Vem isto a propósito da questão das faturas, em especial dos seus anunciados leilões de prémios.
Nenhum governo fez mais do que o atual para abalar a profunda solidariedade que, em toda a minha vida, sempre alimentei para com o Estado, que erigi intimamente como o intérprete de um interesse coletivo com que entendo dever estar tendencialmente solidário, desde que dirigido com legitimidade democrática. Também é verdade que nunca como nos últimos anos tinha assistido ao espetáculo de ver o Estado dirigido por quem tanto o diaboliza e espera conseguir poder desmantelar de forma irreversível, antes do país lhe dar, nas urnas, o devido destino.
Nào obstante esta minha conjuntural atitude face ao Estado, em razão da sua tutela conjuntural, uma lógica de equidade leva-me a ter de exigir que todos sejam tratados da mesma forma quando uma lei tributária - por mais injusta que possa ser - nos é imposta. Como qualquer cidadão normal, não gosto de pagar impostos, mas, se tenho de fazê-lo, espero que todos procedam de forma idêntica. E que ninguém seja poupado ao seu dever cívico.
Já no passado aqui referi a questão de "passar fatura", em especial nos estabelecimentos comerciais. Vivi em vários países e não me recordo de algum ter chegado ao "modelo" que foi criado entre nós. Em parte nenhuma do mundo vi perguntar a alguém se quer "factura", se pretende uma "fatura simplificada" ou ouvir uma pessoa, pateticamente, ter de debitar ao vendedor o seu número de contribuinte. Posso ter estado desatento, mas não recordo nada igual.
Dito isto, eu hoje exijo sempre fatura numa compra comercial. Desde um simples café a uma aquisição de livros ou gasolina. Lamento muito o encargo que o fisco hoje representa para profissionais do comércio que têm uma vida difícil, mas não tenho o direito de ser eu a escolher aqueles a quem "ajudo" a fugir à legalidade que é respeitada pelo outros.
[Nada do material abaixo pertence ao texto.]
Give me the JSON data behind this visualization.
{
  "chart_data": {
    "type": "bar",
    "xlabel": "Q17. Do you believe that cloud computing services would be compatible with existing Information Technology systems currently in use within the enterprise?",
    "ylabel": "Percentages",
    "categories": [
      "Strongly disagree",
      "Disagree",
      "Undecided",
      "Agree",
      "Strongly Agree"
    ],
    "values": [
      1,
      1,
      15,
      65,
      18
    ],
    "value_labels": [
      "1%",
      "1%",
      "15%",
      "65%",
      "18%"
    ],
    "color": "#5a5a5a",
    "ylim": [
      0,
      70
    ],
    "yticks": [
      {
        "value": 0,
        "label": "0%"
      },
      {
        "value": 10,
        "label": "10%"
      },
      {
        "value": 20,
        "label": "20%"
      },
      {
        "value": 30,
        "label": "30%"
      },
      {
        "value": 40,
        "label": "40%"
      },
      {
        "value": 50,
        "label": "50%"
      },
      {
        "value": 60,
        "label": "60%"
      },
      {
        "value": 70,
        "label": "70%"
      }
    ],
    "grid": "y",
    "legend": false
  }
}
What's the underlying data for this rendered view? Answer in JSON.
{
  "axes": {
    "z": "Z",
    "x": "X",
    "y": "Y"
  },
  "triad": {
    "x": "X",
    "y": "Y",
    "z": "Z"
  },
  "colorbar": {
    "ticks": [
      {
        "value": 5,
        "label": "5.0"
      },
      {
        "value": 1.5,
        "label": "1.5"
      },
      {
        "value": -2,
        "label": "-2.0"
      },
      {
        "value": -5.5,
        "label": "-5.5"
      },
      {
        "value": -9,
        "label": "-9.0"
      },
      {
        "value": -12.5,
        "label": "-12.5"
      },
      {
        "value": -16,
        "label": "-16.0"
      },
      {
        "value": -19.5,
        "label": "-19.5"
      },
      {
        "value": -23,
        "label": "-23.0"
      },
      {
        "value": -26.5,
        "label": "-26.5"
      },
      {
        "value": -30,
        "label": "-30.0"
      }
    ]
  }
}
Mas porque assim procedo, e porque entendo que todos assim deveriam proceder, a coerência obriga-me a apoiar medidas que estimulem a que outros procedam da mesma forma. E se uma sociedade como a portuguesa não tem, imbuído em si mesma, o espírito de solidariedade cívica que leva a que a todos se empenhem numa igualdade de direitos e deveres, acho perfeitamente normal que possa haver estímulos para que muito mais cidadãos sejam levados a adotar essa linha de comportamento, mesmo que, infelizmente, isso tenha de ser feito por uma via menos curial, como é a dos bizarros sorteios.
(Quase que apostaria em como muitos que acabaram de ler este texto vão estar de acordo com parte do que nele escrevi e em desacordo com a outra parte, embora não necessariamente pela mesma ordem.)